The Global AI Race Intensifies

As Indian IT companies navigate these challenges, the global AI race continues to accelerate. The UAE recently launched K2 Think, an open AI model developed by the Mohamed bin Zayed University of Artificial Intelligence (MBZUAI) in Abu Dhabi. Researchers claim it ranks alongside top models from the US and China, with MBZUAI president Eric Xing stating it “fills that void” left by Western companies reducing open research publication. Developed at a fraction of the cost of competitors’ models, K2 Think scored well on reducing errors and hallucinations in independent testing.

China’s Moonshot AI, backed by Alibaba and HongShan, released its own open-source multimodal AI model called Kimi K2.5, which understands text, image, and video and was trained on 15 trillion mixed visual and text tokens. In benchmarks, it matches or outperforms proprietary models like Gemini 3 Pro, GPT 5.2, and Claude Opus 4.5 in coding and video understanding. This global proliferation of AI capabilities raises important questions about technological sovereignty and competitive dynamics.

The Path Forward: Adaptation and Caution

Abhishek Pathak, a sector analyst at Motilal Oswal Financial Services, offers a balanced perspective on the Indian IT industry’s approach: “They were willing to cannibalise a bit of their revenues in order to thrive in the next phase of services.” This strategic cannibalization reflects the industry’s recognition that AI represents both threat and opportunity.

Analysts at Nomura note that “clients are gradually moving from proof-of-concept projects to standalone implementations of AI,” suggesting that “bigger revenue pools for India IT service providers should emerge when enterprise adoption of AI happens, which we think is likely to gather pace in the next 12-18 months.”

Yet the cautionary voices remain.
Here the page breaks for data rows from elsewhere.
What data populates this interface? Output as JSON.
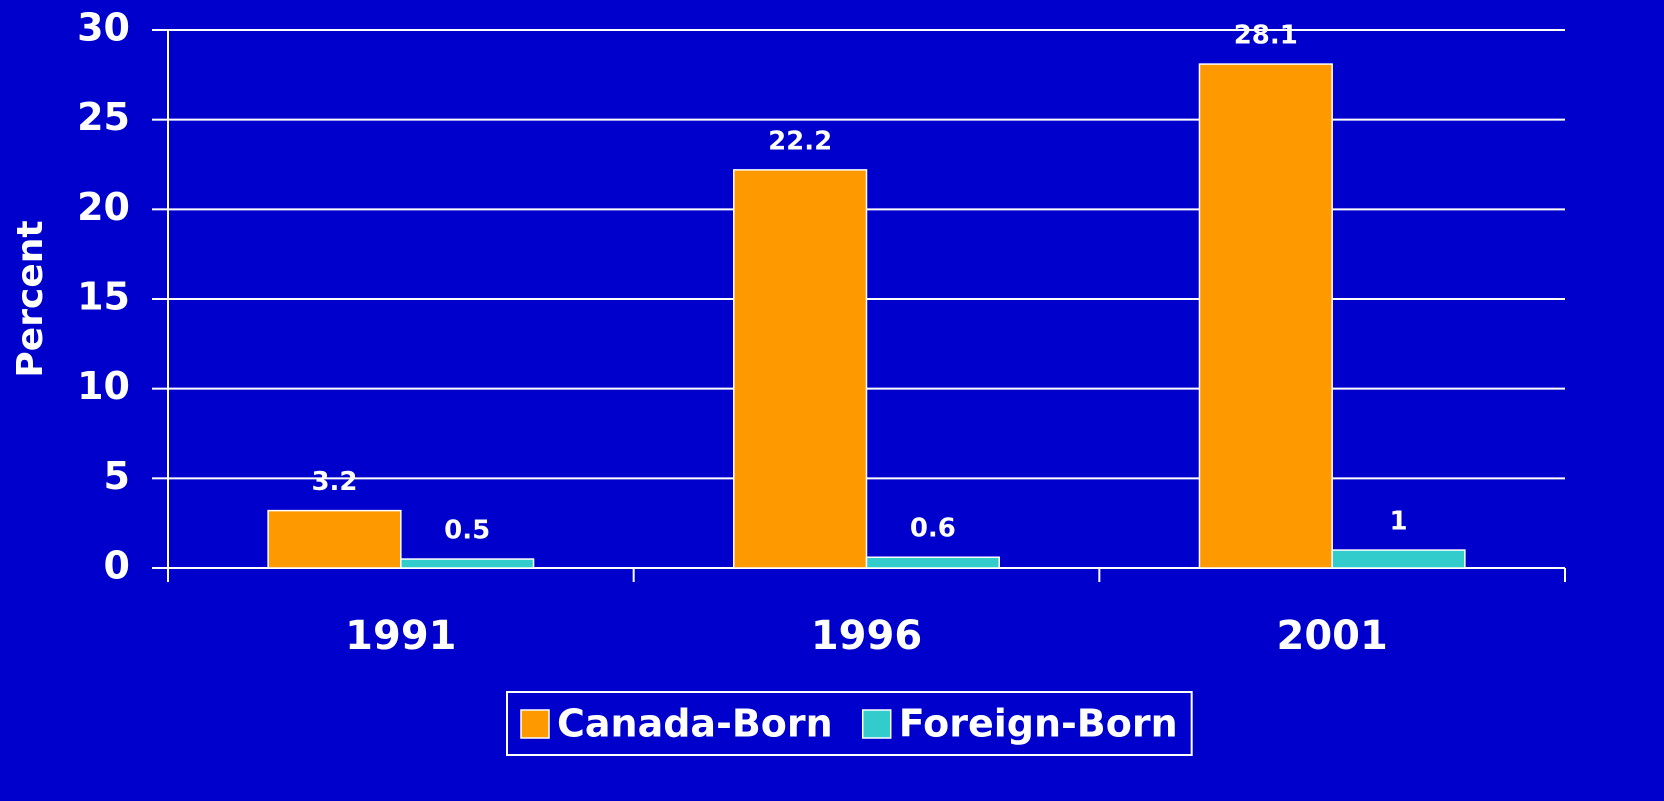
{
  "chart_data": {
    "type": "bar",
    "y_label": "Percent",
    "categories": [
      "1991",
      "1996",
      "2001"
    ],
    "series": [
      {
        "name": "Canada-Born",
        "color": "#ff9900",
        "values": [
          3.2,
          22.2,
          28.1
        ]
      },
      {
        "name": "Foreign-Born",
        "color": "#33cccc",
        "values": [
          0.5,
          0.6,
          1
        ]
      }
    ],
    "ylim": [
      0,
      30
    ],
    "yticks": [
      0,
      5,
      10,
      15,
      20,
      25,
      30
    ],
    "grid": true,
    "legend": "bottom"
  }
}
As Dario Amodei warns about the risks of powerful AI systems, including bioterrorism and job losses that could emerge within “a few years,” and Tim O’Reilly emphasizes the need for economic systems that distribute purchasing power, it becomes clear that the AI transformation extends far beyond corporate balance sheets.

The Indian IT industry’s experience with AI thus far suggests a complex reality: while immediate fears of mass layoffs may be overstated, the deeper economic and social implications demand careful attention. As companies like TCS and Infosys demonstrate, adaptation and innovation can create new opportunities. But as economists and safety experts remind us, ensuring that AI’s benefits are broadly shared remains one of the most critical challenges of our time.